Lorsque nous disons que “GW tombe dans les bras de Katrina”, nous voulons dire qu’il est tombé dans le piège tendu par Katrina, et, derrière l’ouragan, “Mother Nature” et ses caprices. Son intervention est l’officialisation de la politisation de l’événement du désastre naturel. GW accepte les règles du jeu imposées par ses adversaires, les dissidents, les anti-bushistes et autres divers antiwar. Il va même désormais en rajouter par couches, selon la méthode habituelle de cette administration. L’ouragan à venir, la menace de l’ouragan, va devenir le futur Ennemi n°1 des Etats-Unis. Un mot, avec le rapprochement qu’il suggère, nous éclaire sur cela (dit par GW, en présentant son projet d'enquête sherlockholmesque sur Katrina): « We want to make sure that we can respond properly if there's a WMD attack or another major storm.” » En d’autres mots, ce mot signifie que l’ouragan est mis sur le même pied et dans la même catégorie qu’une attaque avec une arme de destruction massive, et qu'il remplace cette dernière dans la politique obsessionnelle des américanistes. Katrina devient à peu près aussi redoutable que le fut Ben Laden en d'autres temps bien lointains (Ben Laden, qui c'est celui-là?). La CIA et le FBI vont devoir infiltrer les réseaux qui préparent les ouragans.

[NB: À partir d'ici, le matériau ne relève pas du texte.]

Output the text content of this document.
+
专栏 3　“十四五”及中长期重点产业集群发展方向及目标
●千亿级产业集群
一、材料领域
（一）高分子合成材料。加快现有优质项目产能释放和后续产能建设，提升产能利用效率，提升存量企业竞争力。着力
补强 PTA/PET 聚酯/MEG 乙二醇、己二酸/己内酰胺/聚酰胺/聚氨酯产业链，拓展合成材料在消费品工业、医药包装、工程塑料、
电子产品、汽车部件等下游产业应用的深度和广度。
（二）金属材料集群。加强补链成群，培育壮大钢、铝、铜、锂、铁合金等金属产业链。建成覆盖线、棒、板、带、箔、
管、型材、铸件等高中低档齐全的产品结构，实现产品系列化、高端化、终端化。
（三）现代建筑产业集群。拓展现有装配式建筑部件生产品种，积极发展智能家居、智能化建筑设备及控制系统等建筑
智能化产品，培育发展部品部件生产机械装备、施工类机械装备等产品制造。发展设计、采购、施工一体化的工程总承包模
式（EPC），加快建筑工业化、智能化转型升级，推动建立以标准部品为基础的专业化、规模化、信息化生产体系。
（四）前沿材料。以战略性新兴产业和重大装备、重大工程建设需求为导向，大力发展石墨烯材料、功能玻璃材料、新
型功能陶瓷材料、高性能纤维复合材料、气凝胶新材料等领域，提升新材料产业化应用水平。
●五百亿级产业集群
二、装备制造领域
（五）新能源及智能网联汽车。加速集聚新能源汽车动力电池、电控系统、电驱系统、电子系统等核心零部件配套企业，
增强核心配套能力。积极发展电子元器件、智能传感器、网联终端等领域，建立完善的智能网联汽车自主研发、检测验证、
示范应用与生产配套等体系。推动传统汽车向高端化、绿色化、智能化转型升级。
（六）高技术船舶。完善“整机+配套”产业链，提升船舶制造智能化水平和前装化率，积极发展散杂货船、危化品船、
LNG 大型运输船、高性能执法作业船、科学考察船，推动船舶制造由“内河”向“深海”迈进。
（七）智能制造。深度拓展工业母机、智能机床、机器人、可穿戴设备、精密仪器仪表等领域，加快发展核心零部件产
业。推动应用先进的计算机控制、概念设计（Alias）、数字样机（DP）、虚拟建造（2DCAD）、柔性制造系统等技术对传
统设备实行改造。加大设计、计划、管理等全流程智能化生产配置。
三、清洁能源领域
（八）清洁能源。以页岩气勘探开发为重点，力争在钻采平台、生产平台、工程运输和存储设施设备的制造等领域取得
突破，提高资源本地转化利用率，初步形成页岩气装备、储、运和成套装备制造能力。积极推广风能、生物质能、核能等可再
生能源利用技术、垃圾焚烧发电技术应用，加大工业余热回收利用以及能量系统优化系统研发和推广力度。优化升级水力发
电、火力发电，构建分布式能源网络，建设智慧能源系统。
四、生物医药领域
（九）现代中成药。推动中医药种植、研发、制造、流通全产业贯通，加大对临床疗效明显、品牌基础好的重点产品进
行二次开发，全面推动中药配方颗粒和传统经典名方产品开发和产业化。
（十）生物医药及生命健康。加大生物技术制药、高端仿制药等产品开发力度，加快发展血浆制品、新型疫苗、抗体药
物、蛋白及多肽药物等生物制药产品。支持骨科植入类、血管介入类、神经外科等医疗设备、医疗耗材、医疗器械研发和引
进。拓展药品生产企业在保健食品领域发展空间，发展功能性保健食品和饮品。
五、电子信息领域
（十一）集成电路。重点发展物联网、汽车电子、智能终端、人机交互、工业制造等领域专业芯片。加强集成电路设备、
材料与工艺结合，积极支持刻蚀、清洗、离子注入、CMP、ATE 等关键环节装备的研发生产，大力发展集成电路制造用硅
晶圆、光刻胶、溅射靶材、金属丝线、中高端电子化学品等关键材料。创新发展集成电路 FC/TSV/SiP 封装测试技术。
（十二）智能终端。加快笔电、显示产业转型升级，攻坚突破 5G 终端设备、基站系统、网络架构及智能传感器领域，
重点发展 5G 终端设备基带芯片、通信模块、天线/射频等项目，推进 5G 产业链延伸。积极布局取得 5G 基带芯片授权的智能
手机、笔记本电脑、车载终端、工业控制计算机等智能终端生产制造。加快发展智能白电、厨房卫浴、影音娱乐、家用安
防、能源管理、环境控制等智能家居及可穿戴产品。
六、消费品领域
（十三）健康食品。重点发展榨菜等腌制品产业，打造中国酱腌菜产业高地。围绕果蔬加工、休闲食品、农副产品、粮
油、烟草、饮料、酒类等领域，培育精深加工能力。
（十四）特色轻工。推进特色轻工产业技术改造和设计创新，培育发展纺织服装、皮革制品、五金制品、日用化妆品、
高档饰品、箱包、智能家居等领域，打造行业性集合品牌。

Toute l’affaire (Katrina et le reste) entre désormais dans la catégorie “politique”, voire “idéologie”. L’administration et les républicains fidèles, qui fustigeaient la “politisation” de Katrina (derrière les accusations de vaste incompétence de l’administration) par l’opposition et les divers libéraux gauchistes, sont désormais les premiers à l’admettre. Plus encore, ils reconnaissent les erreurs et les manquements, c’est-à-dire l’incompétence, puisque Cheney va à New Orleans pour démêler les imbroglios bureaucratiques. C’est donc que ces imbroglios existent, donc qu’on reconnaît leurs effets néfastes (même si, par extraordinaire, il n’y en avait pas eu !), c’est donc qu’il y a une responsabilité humaine dans les dégâts causés par Katrina. Peu nous importe la réalité de la chose : puisque le gouvernement reconnaît cette chose, tout le monde est d’accord et c’est comme si cela était vrai. Katrina est désormais verrouillé. L’ouragan devient instantanément un événement politique majeur qui va désormais être la préoccupation majeure de l’administration : exit l’Irak et les introuvables armes de destruction massive (ADM), voici Katrina et l’ouragan de destruction massive (ODM).

La machinerie de la communication et du virtualisme tourne à plein. On va désormais manger du Katrina à toutes les sauces. La réorientation de la “politique” américaine est opérée, dans un sens amusant et, somme toute, extrêmement intéressant. On va maintenant parler des problèmes intérieurs, sociaux, culturels, des divisions internes du pays, etc., comme on a parlé de l’Irak et de la guerre contre la terreur pendant quatre ans : avec outrance, déraison, dans le mode surréaliste ou de la bande dessinée, à coups de mensonges et d’anathèmes religieux. Belle opération : en dix jours, la réorientation de la puissance américaine s’est faite sans coup férir. Drôle de puissance, qui va désormais fouiller dans les entrelacs nauséabonds de ses travers, ses vices et ses impuissances diverses.